After more than two years of uncertainty, the 1970s-era shopping mall will be redeveloped in two phases over the next three years, representatives from ownership group DDR/Coventry said last week.
Marc Hays, a leasing vice president for DDR (Developer’s Diversity Realty), a $9 billion real estate investing trust based out of Ohio, said demolition work on the “lower mall” portion that runs along Totem Lake Boulevard could start late this year, with some shops ready to open by early 2010. Construction would then begin on the “upper mall” (east of 120th St. N.E.), which is scheduled to be completed by late 2011.
Plans for the redevelopment, tentatively named “Totem Lake Malls,” were announced at a young professionals reception in downtown Bellevue June 18.
With the prospect of a $14 million budget deficit looming, city officials have pressed the developers on the project with an eye toward boosting the retail sales-tax base. The city said earlier this year it hoped to collect an additional $1.6 million or more in annual tax revenues once the project is complete.
“People have been asking us, ‘Why aren’t you doing something with Totem Lake Mall?’ Well -- we’re certainly trying,” city planner Jeremy McMahan said.
The City Council approved an initial draft plan for a $129 million redevelopment project in early 2006.

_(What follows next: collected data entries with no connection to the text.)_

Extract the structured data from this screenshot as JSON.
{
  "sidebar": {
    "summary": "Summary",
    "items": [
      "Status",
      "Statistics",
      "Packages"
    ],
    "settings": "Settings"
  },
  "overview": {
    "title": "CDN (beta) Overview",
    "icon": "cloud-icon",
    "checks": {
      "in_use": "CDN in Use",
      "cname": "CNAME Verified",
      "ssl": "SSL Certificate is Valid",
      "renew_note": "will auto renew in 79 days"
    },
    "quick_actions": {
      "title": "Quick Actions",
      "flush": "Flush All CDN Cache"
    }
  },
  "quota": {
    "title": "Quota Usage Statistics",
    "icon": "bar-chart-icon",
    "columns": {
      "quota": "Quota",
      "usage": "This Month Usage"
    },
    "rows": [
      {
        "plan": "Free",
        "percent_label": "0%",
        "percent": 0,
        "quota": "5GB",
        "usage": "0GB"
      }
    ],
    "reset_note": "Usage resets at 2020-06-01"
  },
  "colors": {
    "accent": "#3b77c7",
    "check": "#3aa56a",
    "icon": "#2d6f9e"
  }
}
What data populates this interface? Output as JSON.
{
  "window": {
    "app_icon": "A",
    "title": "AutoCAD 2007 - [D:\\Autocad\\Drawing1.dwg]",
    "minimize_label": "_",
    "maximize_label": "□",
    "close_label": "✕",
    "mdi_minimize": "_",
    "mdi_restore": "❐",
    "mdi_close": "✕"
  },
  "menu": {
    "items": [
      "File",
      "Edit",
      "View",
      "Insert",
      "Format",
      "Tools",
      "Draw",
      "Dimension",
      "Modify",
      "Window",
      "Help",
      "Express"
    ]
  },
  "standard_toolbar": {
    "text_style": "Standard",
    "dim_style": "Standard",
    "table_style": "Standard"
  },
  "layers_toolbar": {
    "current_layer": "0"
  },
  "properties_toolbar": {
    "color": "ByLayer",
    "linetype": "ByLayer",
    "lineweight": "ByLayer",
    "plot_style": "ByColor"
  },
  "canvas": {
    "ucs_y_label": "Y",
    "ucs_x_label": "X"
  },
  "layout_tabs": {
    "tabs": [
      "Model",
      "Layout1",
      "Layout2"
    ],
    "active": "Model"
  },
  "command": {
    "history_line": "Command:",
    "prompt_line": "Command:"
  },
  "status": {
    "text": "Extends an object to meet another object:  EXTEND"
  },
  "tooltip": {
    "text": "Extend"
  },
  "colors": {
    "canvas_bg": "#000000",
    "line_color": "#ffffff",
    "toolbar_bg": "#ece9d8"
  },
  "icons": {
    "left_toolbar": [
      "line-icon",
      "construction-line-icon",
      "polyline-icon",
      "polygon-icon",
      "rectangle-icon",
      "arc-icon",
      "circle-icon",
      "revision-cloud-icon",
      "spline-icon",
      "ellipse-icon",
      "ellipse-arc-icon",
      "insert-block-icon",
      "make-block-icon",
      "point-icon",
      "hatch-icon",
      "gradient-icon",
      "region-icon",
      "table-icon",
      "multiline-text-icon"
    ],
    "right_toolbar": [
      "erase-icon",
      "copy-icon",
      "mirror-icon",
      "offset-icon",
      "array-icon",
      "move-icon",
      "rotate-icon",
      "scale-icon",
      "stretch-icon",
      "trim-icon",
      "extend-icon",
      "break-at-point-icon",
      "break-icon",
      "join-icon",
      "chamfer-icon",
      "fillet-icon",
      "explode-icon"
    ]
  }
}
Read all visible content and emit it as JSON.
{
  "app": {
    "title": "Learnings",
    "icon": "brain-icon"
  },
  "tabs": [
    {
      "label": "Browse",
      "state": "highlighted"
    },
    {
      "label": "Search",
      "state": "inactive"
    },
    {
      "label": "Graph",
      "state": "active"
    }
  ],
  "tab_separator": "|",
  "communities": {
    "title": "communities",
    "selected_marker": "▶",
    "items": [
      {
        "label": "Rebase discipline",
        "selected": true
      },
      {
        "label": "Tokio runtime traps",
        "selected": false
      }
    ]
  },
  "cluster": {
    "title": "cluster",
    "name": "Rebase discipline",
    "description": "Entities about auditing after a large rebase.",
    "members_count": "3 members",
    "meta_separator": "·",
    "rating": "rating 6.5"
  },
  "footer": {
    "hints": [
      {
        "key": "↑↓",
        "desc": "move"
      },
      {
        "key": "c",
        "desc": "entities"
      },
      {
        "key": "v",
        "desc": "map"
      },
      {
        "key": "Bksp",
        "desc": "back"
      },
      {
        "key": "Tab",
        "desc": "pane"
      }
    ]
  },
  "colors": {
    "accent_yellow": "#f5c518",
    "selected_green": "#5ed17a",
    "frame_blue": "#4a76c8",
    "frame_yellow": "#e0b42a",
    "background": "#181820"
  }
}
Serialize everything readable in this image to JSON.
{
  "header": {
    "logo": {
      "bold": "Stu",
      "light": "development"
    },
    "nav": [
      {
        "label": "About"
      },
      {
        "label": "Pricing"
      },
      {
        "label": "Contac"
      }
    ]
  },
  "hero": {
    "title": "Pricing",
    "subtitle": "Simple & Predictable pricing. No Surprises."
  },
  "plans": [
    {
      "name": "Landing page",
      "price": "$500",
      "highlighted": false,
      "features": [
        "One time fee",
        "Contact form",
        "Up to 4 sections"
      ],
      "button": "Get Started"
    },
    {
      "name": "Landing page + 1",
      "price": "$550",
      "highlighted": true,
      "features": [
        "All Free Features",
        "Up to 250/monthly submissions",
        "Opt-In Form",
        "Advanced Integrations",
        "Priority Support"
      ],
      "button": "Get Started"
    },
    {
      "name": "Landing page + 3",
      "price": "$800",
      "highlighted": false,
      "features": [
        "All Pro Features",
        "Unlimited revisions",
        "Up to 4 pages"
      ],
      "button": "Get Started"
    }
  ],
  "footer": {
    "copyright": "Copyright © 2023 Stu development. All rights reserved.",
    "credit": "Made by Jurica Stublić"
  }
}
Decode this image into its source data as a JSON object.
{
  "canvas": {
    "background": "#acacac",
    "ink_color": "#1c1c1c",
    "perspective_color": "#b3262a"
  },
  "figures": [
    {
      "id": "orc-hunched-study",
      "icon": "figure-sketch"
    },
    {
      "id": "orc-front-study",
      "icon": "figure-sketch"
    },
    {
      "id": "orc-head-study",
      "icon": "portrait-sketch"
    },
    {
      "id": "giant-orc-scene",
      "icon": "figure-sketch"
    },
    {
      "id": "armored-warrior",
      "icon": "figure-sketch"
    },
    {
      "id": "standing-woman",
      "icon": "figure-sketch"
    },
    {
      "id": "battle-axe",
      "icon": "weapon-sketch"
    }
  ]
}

The mall was purchased by both DDR/Coventry in 2004 for $37 million, with a view to turn around the “underperforming” retail area. Hays said the property is well suited for two “power center-type” anchor tenants -- such as Target, Bed Bath and Beyond or Wal-Mart -- but no decision on the tenant mix has been made.
Plans presented at the meeting showed the redevelopment would expand the site’s present 290,000 square feet of building space to approximately 525,000 square feet, add a four-story parking garage and place 320 high-end luxury condos above the shopping center. Ross Dress for Less, Car Toys and Famous Footwear will stay in their existing building, and Hays said he was confident of retaining Trader Joe’s in the “lower mall” location. The developers are now looking for local retailers to fill the rest of the available space.
City planner Jon Regala, who said Totem Lake “has been broken for some time,” noted the latest proposal differs slightly from the initial site plan the Council approved in 2006, to which the city has already dedicated more that $15 million in right-of-way improvements. Gone are a proposed movie theater and office space.
Until DDR/Coventry submits an application to the Design Review Board for the first phase of their plan, however, Regala and McMahan said the city will have little input into its design.
Hays said DDR is hopeful Target will become one of the anchor tenants.